Out in the field, you’re alive upstairs. If the ball is hit to me, where do I throw? If it’s a base hit, where do I position for the cut-off? If it’s not hit to me, what do I do?
I never had so much fun at anything, let alone baseball. Showing up at the field wasn’t all about winning or losing, and more about becoming a better ballplayer and teammate than the previous game.

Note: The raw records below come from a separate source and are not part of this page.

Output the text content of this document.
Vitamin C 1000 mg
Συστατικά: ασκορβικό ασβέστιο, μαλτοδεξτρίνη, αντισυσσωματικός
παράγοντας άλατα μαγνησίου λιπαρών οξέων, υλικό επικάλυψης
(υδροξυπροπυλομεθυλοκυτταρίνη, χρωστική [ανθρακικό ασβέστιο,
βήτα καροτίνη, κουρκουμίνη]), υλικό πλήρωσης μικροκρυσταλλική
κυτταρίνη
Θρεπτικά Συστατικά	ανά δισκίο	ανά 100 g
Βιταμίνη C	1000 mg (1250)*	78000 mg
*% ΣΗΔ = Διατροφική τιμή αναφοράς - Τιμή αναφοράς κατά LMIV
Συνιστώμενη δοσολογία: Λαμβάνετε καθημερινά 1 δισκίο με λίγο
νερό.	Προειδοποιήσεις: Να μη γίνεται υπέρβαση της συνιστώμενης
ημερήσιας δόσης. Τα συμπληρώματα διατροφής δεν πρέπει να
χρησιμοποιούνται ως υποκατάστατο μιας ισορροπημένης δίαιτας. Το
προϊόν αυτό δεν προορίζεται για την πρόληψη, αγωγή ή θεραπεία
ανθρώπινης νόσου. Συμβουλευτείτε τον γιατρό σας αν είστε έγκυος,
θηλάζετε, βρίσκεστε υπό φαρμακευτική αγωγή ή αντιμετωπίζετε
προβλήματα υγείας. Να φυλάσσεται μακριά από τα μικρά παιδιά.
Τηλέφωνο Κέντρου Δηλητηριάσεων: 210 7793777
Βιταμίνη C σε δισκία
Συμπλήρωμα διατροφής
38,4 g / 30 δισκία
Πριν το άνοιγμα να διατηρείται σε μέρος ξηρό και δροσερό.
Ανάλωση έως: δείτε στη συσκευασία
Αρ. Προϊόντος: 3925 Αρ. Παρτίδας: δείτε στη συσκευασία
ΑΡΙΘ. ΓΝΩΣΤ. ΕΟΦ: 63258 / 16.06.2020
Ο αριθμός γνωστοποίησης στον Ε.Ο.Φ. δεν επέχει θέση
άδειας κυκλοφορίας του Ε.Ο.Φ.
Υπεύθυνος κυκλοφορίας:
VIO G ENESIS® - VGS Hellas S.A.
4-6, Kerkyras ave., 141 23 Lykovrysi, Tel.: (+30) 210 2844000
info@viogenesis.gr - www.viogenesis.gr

Banta never dished out those breakfast of champion speeches either. Hokey-doe’s that preach team first, stats last, let’s whip the world, boys. He didn’t have to. Our coach had the sorcery to raise the volume without saying a word.
Whenever the Astros took the field, Banta had us breathing fire from the sun. Spreading out the competition with hustle, small ball, and the basics. We owed it to ourselves, our teammates, and the evening star to give this great game all we had.
Anytime a kid backfired, boy, did Banta let ’em have it. After a worm burner to first, I dropped the bat and stopped. The first baseman scooped her up and stamped the bag. No biggie. I had zero chance to beat it out, and the Astros enjoyed a nine-run lead. When I and my zinc cleats reached the dugout, Coach tore into both of us.
“What have I been tellin’ you guys all along? You run everything out,” Banta said. Steamed off his rocker, I thought Coach was gonna ram his foot in my ass, and punt me off the planet.